Do all of the calls to after happen at once? If so, we'd expect result to become determined after about 4 seconds. Or, do we only call after (sec 2) after after (sec 1) completes? If it's the latter case, we'd expect result to become determined after about 10 seconds.

Examining the code, we see that the recursive call to map is only made /after/ the deferred returned by f is bound. Therefore, the second timer is only started after the first completes.

Here's an alternative implementation:

let rec map2 f dxs = match dxs with
  | [] -> return []
  | dh::tl -> let dfh = f h in
              let dtl = map2 f tl in
              dfh >>= fun h ->
              dtl >>= fun tl ->
              return (h::tl)

This implementation starts all the timers at once; it makes the recursive call before binding the value from f. Therefore, with this implementation, the result would be determined after about 4 seconds.

Here's a nice easy way to write a deferred map:

let map2 f dxs = all (List.map f dxs)

Is this equivalent to map1 or map2?

Async provides a Deferred.List.map function, and it actually works both ways.

Deferred.List.map ~how:`Sequential f l

works like map1: it starts the second invocation to f only after the result of the first is bound. On the other hand

Deferred.List.map ~how:`Parallel f l

works like map2: it starts all calls to f immediately.
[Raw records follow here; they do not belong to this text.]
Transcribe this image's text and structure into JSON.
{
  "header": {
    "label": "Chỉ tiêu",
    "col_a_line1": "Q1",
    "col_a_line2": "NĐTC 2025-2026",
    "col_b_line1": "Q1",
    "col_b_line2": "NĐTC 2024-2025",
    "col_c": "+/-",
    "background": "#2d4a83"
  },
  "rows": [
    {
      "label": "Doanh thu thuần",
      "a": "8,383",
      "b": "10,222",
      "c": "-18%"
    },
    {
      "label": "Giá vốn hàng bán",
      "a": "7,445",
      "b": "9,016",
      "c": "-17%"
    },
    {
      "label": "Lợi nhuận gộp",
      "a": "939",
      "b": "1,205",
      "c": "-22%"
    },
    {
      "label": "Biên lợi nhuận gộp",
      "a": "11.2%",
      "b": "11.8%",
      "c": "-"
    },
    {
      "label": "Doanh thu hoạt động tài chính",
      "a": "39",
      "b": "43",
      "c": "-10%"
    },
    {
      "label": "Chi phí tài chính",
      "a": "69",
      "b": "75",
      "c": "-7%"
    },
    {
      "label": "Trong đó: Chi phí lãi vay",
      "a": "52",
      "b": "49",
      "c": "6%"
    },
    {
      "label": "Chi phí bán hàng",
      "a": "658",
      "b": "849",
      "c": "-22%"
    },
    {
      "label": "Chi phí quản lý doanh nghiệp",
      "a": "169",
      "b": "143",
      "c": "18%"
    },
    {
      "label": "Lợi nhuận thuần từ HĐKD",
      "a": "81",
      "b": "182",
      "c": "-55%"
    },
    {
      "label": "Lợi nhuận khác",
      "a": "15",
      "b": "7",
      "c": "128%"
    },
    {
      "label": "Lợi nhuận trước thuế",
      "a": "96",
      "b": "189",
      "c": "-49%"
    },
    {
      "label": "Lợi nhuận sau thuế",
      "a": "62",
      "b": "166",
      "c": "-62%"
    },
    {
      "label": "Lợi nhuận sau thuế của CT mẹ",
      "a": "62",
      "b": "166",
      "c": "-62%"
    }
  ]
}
What are ~how and `Parallel?

Deferred.List.map uses two new features of OCaml that you haven't seen before: optional arguments and polymorphic variants.

Functions can have optional arguments with default values. These functions have types like val f : ?arg1:int -> bool -> ?arg3:char -> string This denotes a function with two optional arguments (of types int and char) and a non-optional argument of type string.

You can call f by just passing the non-optional argument: f true If you wish to specify the optional arguments, you must do so by name: f ~arg1:17 true Because you have to explicitly name the arguments, you can provide them in any order. That is f ~arg3:'x' ~arg1:17 false is perfectly valid.

The second new feature here is polymorphic variants. These types are just like the variant types you already know and love, except that they do not need to be declared ahead of time. For example, one can write a function with the type val g : int -> [Ok of int |Bogus] the type [`Ok of int | `Bogus] is a variant type with two constructors `Ok and `Bogus.